The evolution of the market in Ecuador has been hindered by its poor fixed-line infrastructure. This underdevelopment was partly due o topographical challenges which have significantly increased the cost of deploying networks in remote and mountainous areas. The government is trying to expand basic services to improve teledensity, taking and it is expected that CNT will continue its efforts to expand the country’s fixed-line infrastructure and capitalise on its DSL service, which only took off in 2009. At the same time, a national broadband plan has been implemented to expand and improve internet access for everybody. Ecuador’s state regulatory agency is the National Telecommunications Council (CONATEL), which is part of the Telecommunications Ministry (MINTEL).
From 2002-06 the Ecuadorian economy grew an average of 4.3% per year, the highest five-year average in 25 years. After moderate growth in 2007, the economy reached a growth rate of 6.4% in 2008, buoyed by high global petroleum prices and increased public sector investment, but the government decided to default.

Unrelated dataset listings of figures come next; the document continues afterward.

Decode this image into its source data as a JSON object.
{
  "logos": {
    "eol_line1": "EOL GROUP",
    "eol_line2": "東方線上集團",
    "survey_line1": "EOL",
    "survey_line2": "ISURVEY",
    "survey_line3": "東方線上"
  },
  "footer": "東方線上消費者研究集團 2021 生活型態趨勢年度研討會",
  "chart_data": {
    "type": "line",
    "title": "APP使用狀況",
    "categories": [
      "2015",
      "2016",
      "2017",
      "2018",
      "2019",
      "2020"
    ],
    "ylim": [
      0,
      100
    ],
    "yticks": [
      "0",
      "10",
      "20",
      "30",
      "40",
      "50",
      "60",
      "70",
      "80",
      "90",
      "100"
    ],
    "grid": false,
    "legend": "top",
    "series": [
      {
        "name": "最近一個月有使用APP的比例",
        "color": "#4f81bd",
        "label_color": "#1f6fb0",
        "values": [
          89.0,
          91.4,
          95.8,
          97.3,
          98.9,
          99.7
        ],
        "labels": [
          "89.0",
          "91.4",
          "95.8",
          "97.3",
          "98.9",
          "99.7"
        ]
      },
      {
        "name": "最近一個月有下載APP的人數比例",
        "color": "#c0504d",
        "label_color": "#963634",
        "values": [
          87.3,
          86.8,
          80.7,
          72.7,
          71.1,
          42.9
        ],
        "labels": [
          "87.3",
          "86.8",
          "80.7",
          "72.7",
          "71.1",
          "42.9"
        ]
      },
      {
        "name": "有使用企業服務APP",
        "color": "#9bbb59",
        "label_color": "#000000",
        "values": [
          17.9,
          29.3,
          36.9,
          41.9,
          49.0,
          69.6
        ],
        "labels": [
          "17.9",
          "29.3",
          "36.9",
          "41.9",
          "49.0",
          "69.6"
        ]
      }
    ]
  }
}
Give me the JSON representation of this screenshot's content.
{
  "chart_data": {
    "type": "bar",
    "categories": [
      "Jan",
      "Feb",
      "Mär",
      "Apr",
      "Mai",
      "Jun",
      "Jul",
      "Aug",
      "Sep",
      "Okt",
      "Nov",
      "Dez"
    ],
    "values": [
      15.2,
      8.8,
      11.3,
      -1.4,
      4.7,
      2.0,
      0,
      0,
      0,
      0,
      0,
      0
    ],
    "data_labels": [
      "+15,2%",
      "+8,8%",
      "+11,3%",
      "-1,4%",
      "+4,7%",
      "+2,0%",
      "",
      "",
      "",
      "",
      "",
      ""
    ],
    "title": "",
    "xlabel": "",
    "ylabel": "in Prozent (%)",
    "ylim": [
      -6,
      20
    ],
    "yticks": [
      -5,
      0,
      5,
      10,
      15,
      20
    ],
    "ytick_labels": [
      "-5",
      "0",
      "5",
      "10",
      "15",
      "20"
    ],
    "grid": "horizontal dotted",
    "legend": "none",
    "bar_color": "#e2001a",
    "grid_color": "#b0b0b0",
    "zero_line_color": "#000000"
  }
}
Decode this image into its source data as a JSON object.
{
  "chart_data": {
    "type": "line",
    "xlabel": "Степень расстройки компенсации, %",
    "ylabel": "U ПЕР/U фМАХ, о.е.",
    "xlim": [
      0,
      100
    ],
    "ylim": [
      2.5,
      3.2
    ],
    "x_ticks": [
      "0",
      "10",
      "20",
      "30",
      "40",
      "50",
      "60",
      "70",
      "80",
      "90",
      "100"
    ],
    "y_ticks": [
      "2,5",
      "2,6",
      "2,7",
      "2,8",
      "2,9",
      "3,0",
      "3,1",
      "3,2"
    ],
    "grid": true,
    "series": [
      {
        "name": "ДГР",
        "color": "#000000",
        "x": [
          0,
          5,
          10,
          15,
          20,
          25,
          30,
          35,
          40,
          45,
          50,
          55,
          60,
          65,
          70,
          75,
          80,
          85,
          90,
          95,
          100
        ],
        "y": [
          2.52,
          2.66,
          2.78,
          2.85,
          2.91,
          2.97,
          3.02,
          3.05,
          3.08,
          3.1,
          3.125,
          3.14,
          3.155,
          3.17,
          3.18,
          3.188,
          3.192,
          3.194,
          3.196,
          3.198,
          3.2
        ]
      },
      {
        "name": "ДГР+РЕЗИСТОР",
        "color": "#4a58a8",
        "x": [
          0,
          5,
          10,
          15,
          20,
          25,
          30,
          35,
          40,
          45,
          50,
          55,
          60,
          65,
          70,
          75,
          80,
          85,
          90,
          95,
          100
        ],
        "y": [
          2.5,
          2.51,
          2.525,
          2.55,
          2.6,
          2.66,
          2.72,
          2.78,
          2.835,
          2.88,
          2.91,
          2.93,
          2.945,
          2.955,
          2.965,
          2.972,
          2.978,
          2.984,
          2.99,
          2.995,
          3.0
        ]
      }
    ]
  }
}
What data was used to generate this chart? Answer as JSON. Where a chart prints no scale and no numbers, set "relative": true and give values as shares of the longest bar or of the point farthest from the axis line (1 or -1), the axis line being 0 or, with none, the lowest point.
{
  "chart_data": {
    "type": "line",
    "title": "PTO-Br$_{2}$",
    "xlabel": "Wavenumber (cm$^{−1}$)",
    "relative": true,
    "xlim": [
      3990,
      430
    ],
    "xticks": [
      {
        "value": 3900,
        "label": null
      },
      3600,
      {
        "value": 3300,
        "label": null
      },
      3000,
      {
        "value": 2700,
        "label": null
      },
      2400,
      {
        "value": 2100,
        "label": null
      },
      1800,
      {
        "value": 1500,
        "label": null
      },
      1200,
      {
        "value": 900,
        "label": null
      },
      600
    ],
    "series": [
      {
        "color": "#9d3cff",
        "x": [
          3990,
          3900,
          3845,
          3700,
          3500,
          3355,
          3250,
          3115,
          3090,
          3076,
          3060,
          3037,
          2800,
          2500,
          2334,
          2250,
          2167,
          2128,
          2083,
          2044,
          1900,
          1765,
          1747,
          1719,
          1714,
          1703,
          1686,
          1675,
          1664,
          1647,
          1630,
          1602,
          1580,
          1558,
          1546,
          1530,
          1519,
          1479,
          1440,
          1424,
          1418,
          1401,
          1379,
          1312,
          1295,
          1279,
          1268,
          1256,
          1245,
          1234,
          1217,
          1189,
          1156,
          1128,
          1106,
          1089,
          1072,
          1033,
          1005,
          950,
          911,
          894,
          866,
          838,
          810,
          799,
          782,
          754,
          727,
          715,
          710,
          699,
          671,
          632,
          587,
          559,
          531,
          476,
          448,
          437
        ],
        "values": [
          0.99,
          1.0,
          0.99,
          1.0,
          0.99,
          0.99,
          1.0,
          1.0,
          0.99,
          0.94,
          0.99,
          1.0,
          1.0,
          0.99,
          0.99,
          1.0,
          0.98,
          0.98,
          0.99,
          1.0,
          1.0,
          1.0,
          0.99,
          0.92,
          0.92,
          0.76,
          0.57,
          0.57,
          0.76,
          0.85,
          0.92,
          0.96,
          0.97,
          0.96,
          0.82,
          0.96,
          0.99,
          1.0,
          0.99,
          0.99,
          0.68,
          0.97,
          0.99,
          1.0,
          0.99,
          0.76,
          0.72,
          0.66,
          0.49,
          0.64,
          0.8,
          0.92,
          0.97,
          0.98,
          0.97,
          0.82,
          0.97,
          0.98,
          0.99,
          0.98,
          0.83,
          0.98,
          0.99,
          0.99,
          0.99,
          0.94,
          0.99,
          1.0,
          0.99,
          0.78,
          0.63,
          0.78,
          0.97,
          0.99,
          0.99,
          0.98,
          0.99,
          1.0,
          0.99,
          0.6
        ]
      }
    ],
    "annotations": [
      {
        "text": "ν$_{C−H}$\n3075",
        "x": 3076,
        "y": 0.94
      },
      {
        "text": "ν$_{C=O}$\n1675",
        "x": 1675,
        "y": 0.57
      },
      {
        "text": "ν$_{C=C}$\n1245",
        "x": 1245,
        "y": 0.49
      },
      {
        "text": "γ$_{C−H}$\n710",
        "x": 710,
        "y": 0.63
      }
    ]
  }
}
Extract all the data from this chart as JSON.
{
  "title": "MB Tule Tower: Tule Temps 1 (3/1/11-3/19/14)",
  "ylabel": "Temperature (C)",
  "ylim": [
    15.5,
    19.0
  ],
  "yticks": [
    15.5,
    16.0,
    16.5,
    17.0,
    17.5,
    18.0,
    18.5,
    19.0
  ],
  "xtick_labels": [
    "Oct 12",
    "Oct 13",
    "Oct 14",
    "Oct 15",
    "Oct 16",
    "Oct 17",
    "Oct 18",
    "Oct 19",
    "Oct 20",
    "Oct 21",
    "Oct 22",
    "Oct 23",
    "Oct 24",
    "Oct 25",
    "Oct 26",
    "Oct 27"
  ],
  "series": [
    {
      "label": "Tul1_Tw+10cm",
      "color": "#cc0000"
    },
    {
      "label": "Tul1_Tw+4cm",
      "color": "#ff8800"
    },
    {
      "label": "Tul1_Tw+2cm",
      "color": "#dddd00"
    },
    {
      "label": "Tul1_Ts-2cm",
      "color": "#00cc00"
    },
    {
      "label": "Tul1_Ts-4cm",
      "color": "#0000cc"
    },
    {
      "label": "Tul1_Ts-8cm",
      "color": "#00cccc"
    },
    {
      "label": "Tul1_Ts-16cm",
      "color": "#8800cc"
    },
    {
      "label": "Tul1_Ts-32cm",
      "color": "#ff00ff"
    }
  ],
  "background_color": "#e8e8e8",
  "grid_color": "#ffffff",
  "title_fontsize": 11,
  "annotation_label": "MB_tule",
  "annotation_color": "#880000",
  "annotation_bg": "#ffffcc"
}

Recent economic policies have generated economic uncertainty and discouraged private investment, with China becoming Ecuador’s largest foreign lender.
The level of foreign investment in Ecuador continues to be one of the lowest in the region as a result of an unstable regulatory environment, weak rule of law, and the crowding-out effect of public investments. Faced with a 2013 trade deficit of $1.1 billion, Ecuador erected technical barriers to trade in December 2013, causing tensions with its largest trading partners. In March, 2015 Ecuador imposed tariff surcharges for 15 months on an estimated 32% of imports. In 2015, lower oil prices forced the government to cut the budget twice, with further budget and subsidy cuts expected for 2016.